The review – which was ordered by the Treasury – could pave the way for Prime Minister Liz Truss to scrap measures designed to deter people from eating junk food, The Guardian ​reports​. 

A ban on sugary products being displayed at checkouts, 'buy one get one free' multi-buy deals in shops, and restrictions on advertising certain products on TV before the 9pm watershed could also be ditched.

Calorie labelling on menus for businesses that employ 250 or more staff came into force in England on 6 April​. Under the rules venues must display calorie counts ‘clearly and prominently’ at the point of choice – typically a menu – along with the statement that ‘adults need around 2,000 kcal a day’.

The review is seen as part of the Prime Minister’s drive to cut burdens on business and help consumers through the cost of living crisis.
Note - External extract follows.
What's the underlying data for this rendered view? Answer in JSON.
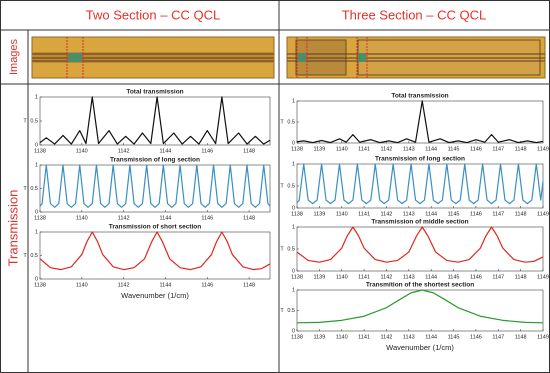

Whitehall sources told The Guardian ​that the review was 'deregulatory in focus' and is expected to lead to the new government jettisoning a raft of anti-obesity policies inherited from Boris Johnson, Truss’s predecessor in Downing Street.

The review is reported to be so radical in scope that it may even look at whether the sugar tax, which began in 2018, should go too.

“There doesn’t seem to be any appetite from Thérèse [Coffey – the new health secretary] for nanny state stuff,” one source said.

Researched published earlier this summer​ revealed that calorie counts on menus are having an impact on diners’ eating habits and dish choices.

The research from customer experience platform Feed It Back of almost 60,000 diners found that calorie counts on menus have more of an impact on the younger age group, with almost half of 18- 24-year-olds saying it is likely they would change their meal choice to a lower calorie option, compared to just 35% of over 65s.

More than a third of diners (41%) said they were likely to change their dish for something with lower calories when they are visible when ordering, although 48% of say they were indifferent or not interested at all in them.